Tanggal 7 Januari akan menjadi akhir masa jabatan Hamdan. Artinya, presiden harus segera memutuskan siapa yang akan menggantikan posisi hakim di Mahkamah Konstitusi. Meski waktu yang tersedia sangat sedikit, namun keputusan ini tidak boleh diambil secara terburu-buru. Jokowi tentu tidak ingin skandal memalukan Akil terulang kembali.
Sebagai presiden yang lahir dari sejuta amanah rakyat Indonesia, Jokowi punya tanggung jawab besar dalam menentukan Ketua Mahkamah Konstitusi. Sebab kedudukannya sangat strategis dalam menjaga keadilan di negeri ini. Jokowi memang perlu memilih sosok yang benar-benar bersih dan berintegritas tinggi serta memiliki pengetahuan dan kemampuan yang memadai di bidang hukum. Hukum yang saya maksud disini adalah hukum yang “tajam ke bawah dan tumpul ke atas”.

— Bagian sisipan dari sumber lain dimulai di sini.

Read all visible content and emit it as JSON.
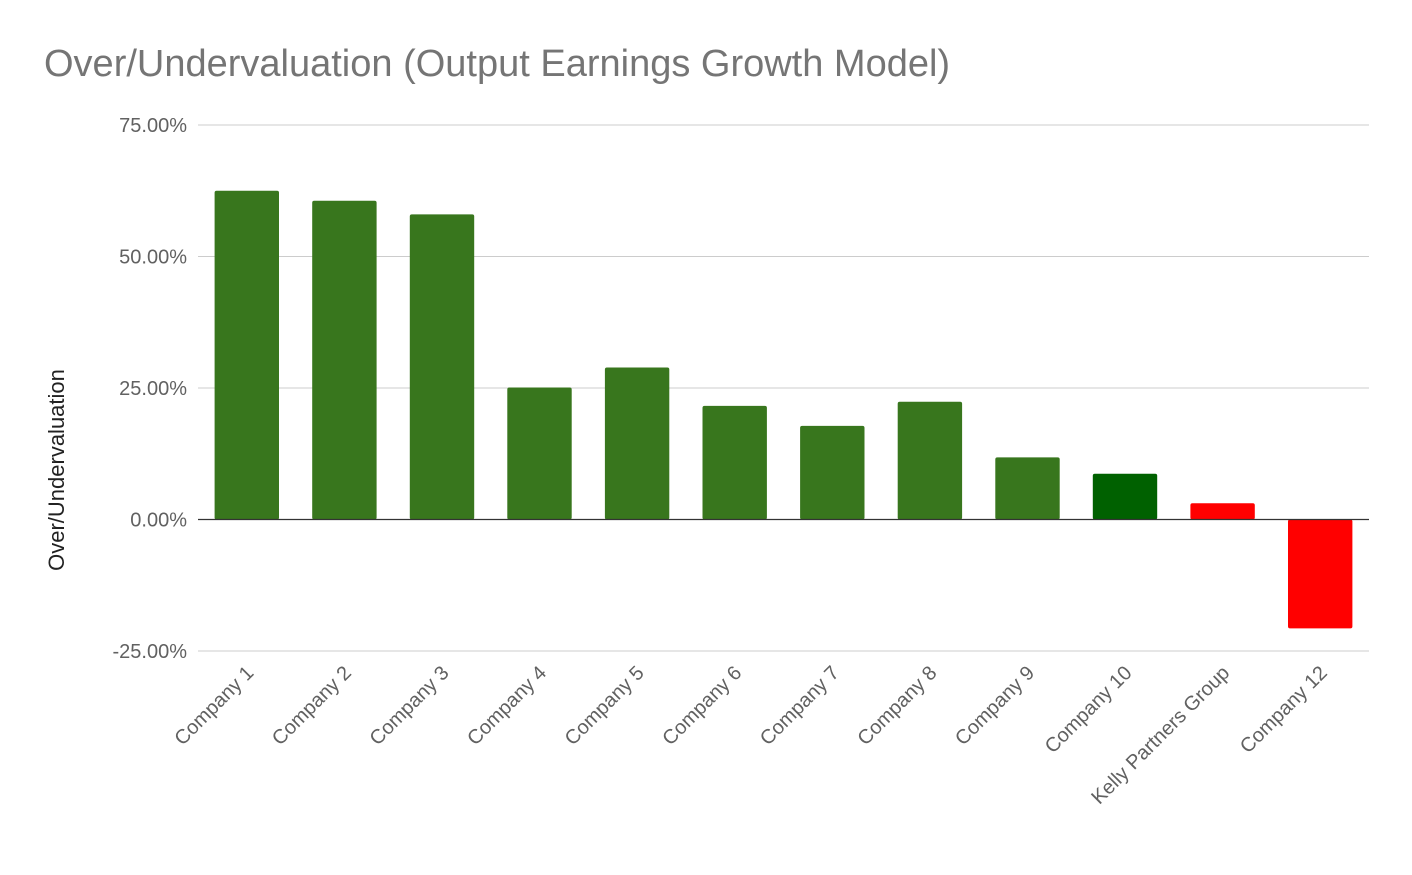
{
  "chart_data": {
    "type": "bar",
    "title": "Over/Undervaluation (Output Earnings Growth Model)",
    "xlabel": "",
    "ylabel": "Over/Undervaluation",
    "ylim": [
      -25,
      75
    ],
    "yticks": [
      75,
      50,
      25,
      0,
      -25
    ],
    "ytick_labels": [
      "75.00%",
      "50.00%",
      "25.00%",
      "0.00%",
      "-25.00%"
    ],
    "grid": true,
    "legend": "none",
    "categories": [
      "Company 1",
      "Company 2",
      "Company 3",
      "Company 4",
      "Company 5",
      "Company 6",
      "Company 7",
      "Company 8",
      "Company 9",
      "Company 10",
      "Kelly Partners Group",
      "Company 12"
    ],
    "values": [
      62.5,
      60.6,
      58.0,
      25.1,
      28.9,
      21.6,
      17.8,
      22.4,
      11.8,
      8.7,
      3.1,
      -20.7
    ],
    "bar_colors": [
      "#38761d",
      "#38761d",
      "#38761d",
      "#38761d",
      "#38761d",
      "#38761d",
      "#38761d",
      "#38761d",
      "#38761d",
      "#006100",
      "#ff0000",
      "#ff0000"
    ]
  }
}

Pansel menyatakan nama kedua calon hakim tersebut sudah jelas, berdasarkan hasil pemeriksaan Komisi Pemberantasan Korupsi KPK dan Pusat Pelaporan dan Analisis Transaksi Keuangan (FPATK). Keduanya memiliki catatan bersih melalui laporan yang disampaikan masyarakat.
Kedua orang tersebut dipilih atas dasar integritas, kemampuan dan kemandirian. Tentu kita berharap ketiga hal tersebut akan terlihat ketika salah satunya menjadi Ketua Mahkamah Konstitusi (dan Wakil Ketua Mahkamah Konstitusi). Ketiga hal tersebut juga harus diwarnai dengan keputusan-keputusan strategis yang diambil dalam tiga tahun ke depan pada lembaga hukum tersebut.
Jadi, saya Dewa Gede Palguna atau Yuliandri? —Rappler.com
Karolyn Sohaga adalah seorang aktivis sosial yang memiliki ketertarikan pada sastra, isu perempuan dan hak asasi manusia.